The Obligation to Imagine

February 12, 2014 § Leave a comment

The Obligation to Imagine

When a writer enters into a world of historical fiction, he/she enters, as completely as possible, that historical time-frame.  If that world means the trenches of WWI, as in the case of A Generation of Leaves, then the writer must be there and summon the words to create that world. The characters must eat, sleep, and breathe that world and if it proves too much for human endurance, the characters escape literally or figuratively.  But, what right did I have at this remove, never having experienced the WWI reality, to imagine those  situations, those reactions, that dialogue? While I was writing, sometimes, those doubts would intrude, sometimes they would give me pause.  They never ultimately stopped me because, what can I say, I was on the trail.  I had caught the scent.  I had some blind faith, ultimately, in the truth of my imagination.
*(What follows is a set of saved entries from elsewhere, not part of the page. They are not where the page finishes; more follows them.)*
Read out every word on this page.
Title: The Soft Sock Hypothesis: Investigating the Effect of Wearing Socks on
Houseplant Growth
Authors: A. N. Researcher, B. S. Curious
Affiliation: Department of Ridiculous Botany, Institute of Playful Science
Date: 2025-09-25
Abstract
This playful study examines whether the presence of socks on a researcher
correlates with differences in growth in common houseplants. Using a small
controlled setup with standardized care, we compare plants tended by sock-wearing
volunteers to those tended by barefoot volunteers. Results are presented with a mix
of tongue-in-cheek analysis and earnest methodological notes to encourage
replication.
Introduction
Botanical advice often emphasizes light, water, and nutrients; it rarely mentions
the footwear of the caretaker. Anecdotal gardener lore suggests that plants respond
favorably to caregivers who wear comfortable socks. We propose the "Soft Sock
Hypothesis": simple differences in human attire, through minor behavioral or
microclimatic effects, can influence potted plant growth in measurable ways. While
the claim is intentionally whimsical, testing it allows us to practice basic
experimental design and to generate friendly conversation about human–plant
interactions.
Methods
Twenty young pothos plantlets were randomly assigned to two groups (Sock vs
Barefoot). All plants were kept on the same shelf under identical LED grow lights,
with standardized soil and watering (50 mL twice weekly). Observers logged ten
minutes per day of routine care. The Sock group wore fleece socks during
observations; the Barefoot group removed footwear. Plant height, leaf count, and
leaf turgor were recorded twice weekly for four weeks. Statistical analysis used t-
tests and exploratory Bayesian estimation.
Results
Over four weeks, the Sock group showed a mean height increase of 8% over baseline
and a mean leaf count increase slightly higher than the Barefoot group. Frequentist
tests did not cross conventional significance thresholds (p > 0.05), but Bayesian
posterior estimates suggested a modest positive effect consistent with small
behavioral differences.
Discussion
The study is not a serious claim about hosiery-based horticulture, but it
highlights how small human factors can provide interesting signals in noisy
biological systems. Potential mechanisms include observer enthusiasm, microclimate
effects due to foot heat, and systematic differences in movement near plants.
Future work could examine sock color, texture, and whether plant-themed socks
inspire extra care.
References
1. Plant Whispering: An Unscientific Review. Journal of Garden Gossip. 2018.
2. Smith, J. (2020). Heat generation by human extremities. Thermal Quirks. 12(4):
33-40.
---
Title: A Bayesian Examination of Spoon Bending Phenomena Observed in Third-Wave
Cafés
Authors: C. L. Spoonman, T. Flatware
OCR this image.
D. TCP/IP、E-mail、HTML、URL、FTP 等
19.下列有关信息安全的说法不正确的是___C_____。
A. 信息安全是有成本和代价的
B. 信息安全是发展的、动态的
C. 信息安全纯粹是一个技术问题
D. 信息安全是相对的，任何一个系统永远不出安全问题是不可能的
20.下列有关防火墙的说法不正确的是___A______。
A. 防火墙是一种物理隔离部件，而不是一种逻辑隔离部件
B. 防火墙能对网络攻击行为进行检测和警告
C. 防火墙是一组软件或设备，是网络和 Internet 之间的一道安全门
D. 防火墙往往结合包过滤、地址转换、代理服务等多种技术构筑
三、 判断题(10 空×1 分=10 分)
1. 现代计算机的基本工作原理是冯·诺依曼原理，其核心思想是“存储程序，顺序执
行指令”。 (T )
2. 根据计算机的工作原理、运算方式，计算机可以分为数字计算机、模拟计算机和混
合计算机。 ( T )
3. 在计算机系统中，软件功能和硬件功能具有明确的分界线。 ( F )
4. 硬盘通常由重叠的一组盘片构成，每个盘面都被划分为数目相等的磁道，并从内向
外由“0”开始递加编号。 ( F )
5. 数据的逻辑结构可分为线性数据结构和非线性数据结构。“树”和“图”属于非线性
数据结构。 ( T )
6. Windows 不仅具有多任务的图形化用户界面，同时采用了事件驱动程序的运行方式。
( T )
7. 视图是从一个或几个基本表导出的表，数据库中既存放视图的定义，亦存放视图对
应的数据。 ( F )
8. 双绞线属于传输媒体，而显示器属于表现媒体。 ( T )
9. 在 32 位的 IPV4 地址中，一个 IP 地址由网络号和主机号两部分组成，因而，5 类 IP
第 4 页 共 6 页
Recently I read an amazing essay in the New York Times written by Phil Klay, a former Marine who served in Iraq entitled, “After War, a Failure of the Imagination”.

http://www.nytimes.com/2014/02/09/opinion/sunday/after-war-a-failure-of-the-imagination.html

In his moving and bold opinion piece, Klay states bluntly that you don’t honor someone by telling them, “I can never imagine what you’ve been through.” He makes a compelling case for neither civilians or soldiers being excused or excluded from discussion of war.

The imagination provides an empathic and stubborn ground for truths that we often too busily overlook or are afraid to face whether it be the horror of war or the shocking beauty of an ordinary gesture.